Nearly 50 years since it became unlawful to pay women less than men for equal work, the so-called gender pay gap persists like an unwelcome stain on our economy.
It was disturbing to see that the – painfully – slow progress being made towards narrowing the gap in the last decades went into reverse last year. Since 2013 the median pay for women had been eking ever closer to that of their male counterparts. But figures from the Office for National Statistics (ONS) indicated that in the year to April 2019, the gender pay gap for full-time workers rose to 8.9 per cent – up from 8.6 per cent the previous year.
It could be that the small reversal is not statistically significant, but it is still a worry. Progress on the last seven years in particular has been glacially slow. The areas of employment where the gap gaped should also send warning signs about recent efforts to see women promoted and supported in the workplace.
Nearly ten years since the Davies Review, the government-backed project which set ambitious targets for representation of women in the board room, the ONS report reveals that women in high-paying managerial, professional and senior official roles are falling behind their male counterparts in pay.
Although the 30% Club campaign group and the Hampton-Alexander review, which succeeded Davies, have reported significant progress towards targets of having 30 per cent or more women on board roles on FTSE350 companies, the ONS figures show a significant anomaly. The wage gap for senior women – particularly those over 40 – has risen from 13.9 per cent to 15.9 per cent.
A broken pipeline
The ONS said that women over 40 are more likely to work in lower-paid jobs and, compared with younger women, are less likely to work as managers, directors or senior officials. There’s a problem here which shows that while targets are being met, the talent pipeline looks broken.
If companies are going to benefit from diversity in leadership roles – and research has repeatedly shown us they do – then women in their 30s and 40s should be the focus of work patterns and leadership programmes that suit them.
In Scotland, SCC works with the next generation of businesswomen in leadership roles through our partnership, Future Female Business Leaders. Facilitated through SCC, in partnership with senior women in business and the Association of Scottish Businesswomen, the goal of the mentorship programme is to enable everyone to reach their potential and to grasp business opportunities here in Scotland and internationally.
However, the ONS figures show the wage gap is not restricted to professionals and senior roles. Drilling down into the job role-level statistics, even jobs that are dominated by women have a gap. For example, receptionists – the friendly face at the front desk is a woman 91 per cent of the time. Yet men in the role make nearly £4,500 more per year. The wage gap is also significant among part-time workers, which tend to be lower paid than their full-time counterparts and are largely made up of women.
Businesses in Scotland need to attract and retain the talent they require. Focus on the talent pipeline in recent years has necessarily been on young people – with a robust system of apprenticeship opportunities now available for 16-to-25-year-olds across Scotland.

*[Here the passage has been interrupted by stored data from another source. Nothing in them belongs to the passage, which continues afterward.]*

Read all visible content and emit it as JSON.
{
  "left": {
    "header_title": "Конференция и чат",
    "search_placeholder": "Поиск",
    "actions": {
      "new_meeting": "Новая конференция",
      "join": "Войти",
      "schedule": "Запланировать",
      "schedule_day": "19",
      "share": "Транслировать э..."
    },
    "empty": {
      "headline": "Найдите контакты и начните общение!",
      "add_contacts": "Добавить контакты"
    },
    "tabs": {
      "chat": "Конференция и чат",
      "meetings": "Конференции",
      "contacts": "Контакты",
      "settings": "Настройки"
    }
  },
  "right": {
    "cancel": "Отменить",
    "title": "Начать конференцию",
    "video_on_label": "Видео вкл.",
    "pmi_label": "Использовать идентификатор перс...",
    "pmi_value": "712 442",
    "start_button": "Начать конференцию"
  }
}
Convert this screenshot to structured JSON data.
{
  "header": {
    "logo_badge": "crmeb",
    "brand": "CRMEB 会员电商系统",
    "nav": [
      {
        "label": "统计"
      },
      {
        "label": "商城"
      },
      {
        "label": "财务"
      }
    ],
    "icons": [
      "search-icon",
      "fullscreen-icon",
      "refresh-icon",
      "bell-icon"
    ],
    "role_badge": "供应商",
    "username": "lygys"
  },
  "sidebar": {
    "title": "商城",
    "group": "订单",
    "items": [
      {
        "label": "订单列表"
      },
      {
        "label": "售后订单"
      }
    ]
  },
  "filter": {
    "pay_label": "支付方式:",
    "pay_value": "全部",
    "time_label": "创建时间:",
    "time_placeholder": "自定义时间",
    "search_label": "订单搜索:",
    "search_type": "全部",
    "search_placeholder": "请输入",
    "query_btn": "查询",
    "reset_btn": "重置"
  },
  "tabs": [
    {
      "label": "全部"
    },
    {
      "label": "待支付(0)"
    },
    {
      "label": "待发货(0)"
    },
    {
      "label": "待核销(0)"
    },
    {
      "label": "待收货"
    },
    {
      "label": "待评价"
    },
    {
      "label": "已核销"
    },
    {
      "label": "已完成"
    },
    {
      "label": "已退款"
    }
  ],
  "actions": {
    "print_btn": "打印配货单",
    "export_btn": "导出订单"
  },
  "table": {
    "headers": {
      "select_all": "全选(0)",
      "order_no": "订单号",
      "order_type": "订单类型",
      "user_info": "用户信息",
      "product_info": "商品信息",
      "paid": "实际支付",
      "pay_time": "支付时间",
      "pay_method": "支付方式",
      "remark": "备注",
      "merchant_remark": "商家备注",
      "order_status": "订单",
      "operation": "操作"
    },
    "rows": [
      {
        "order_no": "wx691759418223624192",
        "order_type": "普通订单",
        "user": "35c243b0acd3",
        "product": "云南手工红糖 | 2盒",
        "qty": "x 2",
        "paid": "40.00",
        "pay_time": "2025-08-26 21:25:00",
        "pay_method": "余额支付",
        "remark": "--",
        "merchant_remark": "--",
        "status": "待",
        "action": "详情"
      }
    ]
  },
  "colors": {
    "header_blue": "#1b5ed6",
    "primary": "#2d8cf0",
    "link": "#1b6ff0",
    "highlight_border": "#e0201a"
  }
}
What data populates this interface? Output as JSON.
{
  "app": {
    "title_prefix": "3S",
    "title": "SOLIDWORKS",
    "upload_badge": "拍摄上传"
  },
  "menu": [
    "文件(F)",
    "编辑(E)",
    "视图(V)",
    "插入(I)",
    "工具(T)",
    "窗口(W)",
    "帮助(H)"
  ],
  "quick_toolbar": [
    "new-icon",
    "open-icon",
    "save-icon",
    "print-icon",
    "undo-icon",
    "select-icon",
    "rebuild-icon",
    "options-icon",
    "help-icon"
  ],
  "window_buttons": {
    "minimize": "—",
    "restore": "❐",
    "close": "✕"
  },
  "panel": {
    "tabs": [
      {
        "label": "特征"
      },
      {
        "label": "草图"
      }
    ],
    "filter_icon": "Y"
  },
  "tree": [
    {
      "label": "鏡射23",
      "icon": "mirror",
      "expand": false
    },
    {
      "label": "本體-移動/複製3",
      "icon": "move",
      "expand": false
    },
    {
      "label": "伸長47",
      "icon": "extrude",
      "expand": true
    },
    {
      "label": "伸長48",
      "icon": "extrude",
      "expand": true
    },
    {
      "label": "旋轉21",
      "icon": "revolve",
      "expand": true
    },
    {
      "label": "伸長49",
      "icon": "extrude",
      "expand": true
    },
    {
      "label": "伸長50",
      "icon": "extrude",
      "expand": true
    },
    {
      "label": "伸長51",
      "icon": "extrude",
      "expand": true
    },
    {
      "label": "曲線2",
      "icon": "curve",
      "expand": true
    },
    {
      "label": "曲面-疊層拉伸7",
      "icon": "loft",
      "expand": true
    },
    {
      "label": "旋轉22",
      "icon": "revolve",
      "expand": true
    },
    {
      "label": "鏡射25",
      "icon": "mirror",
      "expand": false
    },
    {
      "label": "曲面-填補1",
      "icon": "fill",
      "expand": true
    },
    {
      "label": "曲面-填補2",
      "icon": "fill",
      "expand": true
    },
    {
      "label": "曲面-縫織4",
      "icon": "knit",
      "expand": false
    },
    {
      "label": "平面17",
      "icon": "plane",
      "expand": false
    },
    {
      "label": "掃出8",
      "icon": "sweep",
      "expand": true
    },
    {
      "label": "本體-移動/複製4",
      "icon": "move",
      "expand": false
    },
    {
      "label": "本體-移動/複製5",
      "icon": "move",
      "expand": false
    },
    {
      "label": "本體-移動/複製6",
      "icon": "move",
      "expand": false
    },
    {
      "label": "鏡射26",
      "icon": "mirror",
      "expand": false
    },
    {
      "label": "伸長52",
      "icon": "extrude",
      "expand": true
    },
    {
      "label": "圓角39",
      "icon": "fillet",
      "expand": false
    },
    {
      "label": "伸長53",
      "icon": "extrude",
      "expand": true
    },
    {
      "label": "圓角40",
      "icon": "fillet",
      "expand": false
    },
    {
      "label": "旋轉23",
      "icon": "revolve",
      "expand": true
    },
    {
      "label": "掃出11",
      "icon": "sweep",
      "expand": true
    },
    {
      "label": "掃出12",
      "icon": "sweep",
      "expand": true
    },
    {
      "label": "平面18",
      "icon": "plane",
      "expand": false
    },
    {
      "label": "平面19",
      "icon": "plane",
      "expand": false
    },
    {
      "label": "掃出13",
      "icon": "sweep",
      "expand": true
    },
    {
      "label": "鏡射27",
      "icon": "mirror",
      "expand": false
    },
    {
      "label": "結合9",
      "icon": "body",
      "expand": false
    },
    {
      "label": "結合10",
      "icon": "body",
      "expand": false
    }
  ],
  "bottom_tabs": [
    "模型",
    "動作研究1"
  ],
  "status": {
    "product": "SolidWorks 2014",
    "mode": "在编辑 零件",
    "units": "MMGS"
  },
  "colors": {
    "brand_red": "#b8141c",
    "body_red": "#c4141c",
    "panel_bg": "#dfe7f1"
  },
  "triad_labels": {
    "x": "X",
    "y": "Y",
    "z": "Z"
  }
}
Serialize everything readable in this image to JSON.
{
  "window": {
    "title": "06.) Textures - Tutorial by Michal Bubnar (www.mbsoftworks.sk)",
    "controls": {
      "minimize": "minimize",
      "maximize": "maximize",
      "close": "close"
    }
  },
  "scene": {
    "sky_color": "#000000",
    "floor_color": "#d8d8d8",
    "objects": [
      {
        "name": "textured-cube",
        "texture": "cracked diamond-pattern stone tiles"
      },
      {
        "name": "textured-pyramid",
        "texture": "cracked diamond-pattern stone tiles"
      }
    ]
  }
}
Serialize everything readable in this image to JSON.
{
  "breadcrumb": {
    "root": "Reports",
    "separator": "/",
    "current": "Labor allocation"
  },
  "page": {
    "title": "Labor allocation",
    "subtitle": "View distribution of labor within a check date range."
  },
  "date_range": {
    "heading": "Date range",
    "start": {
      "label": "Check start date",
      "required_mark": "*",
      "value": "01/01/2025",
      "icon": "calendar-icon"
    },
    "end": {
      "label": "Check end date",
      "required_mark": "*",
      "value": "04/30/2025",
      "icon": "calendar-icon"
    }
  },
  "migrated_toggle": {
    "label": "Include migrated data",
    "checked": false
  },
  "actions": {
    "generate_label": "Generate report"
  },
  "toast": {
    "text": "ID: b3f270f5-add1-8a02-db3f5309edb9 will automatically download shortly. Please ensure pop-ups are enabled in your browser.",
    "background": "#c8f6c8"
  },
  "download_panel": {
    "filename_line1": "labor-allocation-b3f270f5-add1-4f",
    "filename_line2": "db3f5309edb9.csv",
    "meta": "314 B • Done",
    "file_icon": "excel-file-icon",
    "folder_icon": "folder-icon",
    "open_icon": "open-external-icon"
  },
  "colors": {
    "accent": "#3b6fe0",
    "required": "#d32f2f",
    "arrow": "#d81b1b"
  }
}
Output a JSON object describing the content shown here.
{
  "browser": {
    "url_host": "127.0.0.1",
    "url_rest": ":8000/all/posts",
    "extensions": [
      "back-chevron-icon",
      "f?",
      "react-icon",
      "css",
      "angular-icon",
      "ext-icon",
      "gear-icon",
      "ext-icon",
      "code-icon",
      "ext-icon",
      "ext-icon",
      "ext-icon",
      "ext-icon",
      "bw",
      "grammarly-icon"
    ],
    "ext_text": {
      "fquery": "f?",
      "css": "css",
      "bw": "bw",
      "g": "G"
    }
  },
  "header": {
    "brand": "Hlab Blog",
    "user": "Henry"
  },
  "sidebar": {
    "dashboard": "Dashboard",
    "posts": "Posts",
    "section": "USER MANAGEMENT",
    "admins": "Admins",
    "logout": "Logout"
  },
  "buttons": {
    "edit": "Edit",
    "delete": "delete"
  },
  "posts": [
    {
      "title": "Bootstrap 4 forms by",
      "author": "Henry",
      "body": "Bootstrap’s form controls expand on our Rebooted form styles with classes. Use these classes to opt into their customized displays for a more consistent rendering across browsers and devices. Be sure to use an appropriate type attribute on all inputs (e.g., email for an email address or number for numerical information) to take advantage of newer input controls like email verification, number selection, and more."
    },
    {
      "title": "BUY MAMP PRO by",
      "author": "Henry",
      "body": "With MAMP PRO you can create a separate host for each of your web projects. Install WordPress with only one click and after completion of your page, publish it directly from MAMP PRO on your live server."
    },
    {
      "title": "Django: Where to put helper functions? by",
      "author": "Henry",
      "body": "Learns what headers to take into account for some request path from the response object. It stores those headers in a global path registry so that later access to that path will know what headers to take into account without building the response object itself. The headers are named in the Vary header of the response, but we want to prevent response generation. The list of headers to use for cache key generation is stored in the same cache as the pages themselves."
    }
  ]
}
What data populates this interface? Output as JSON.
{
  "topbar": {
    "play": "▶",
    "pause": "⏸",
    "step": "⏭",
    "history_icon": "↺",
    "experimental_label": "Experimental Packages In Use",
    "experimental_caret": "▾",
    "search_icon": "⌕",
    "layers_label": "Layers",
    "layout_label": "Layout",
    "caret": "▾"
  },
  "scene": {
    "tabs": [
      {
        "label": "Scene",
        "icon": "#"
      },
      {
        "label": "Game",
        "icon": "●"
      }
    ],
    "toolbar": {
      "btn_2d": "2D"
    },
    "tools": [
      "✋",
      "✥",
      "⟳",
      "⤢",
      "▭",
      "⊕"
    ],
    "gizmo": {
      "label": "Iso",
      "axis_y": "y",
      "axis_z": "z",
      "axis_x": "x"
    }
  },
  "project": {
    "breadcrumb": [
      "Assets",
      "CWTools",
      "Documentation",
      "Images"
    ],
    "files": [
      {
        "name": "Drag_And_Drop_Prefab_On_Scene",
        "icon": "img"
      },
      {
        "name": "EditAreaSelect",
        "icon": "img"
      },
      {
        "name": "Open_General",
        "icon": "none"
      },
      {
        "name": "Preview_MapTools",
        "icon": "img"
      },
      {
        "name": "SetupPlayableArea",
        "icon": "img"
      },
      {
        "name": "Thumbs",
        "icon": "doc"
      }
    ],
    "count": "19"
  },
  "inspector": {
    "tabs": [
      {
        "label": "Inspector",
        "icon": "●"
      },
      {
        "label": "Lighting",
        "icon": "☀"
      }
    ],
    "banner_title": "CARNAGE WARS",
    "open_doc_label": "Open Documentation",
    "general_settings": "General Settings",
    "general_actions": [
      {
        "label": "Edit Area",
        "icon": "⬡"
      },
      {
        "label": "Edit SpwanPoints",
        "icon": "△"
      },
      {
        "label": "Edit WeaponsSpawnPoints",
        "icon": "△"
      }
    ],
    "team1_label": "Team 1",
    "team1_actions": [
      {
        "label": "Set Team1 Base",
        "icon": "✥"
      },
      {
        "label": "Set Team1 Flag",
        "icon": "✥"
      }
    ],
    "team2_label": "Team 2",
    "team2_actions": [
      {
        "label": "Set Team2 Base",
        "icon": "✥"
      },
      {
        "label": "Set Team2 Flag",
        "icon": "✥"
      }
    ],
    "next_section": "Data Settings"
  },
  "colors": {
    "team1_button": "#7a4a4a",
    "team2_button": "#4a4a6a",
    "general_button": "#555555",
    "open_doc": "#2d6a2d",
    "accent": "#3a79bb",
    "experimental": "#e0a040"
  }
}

This is something we should be proud of.
However, our members persistently highlight that skills development mustn’t end at 25. Access to people is one of the biggest issues facing our business communities. Firms of all sizes and sectors are grappling with skills shortages, falling productivity and the changing nature of the workplace. We require the development of opportunities to support and incentivise businesses in training, upskilling and re-skilling as well as developing the adult workforce (those over the age of 25) already in work.
Recent research found a 39 per cent increase in the number of employees requesting flexible working arrangements compared to two years ago. Flexible working initiatives are the foundation stones to creating modern working environments that are suitable and attractive to all employees, including women. This in turn will enable firms to recruit from a wider, more diverse talent pool and retain workers who might otherwise leave the business.
Employers must identify and remove all barriers to training and career development opportunities to support women into senior level positions and enable parents and carers to thrive in skilled roles.
We also need stronger government initiatives to break down the wider barriers. Ensuring access to quality, affordable childcare, better careers advice for young people, and funding for high quality apprenticeships and technical education would go a long way to helping women across all sectors.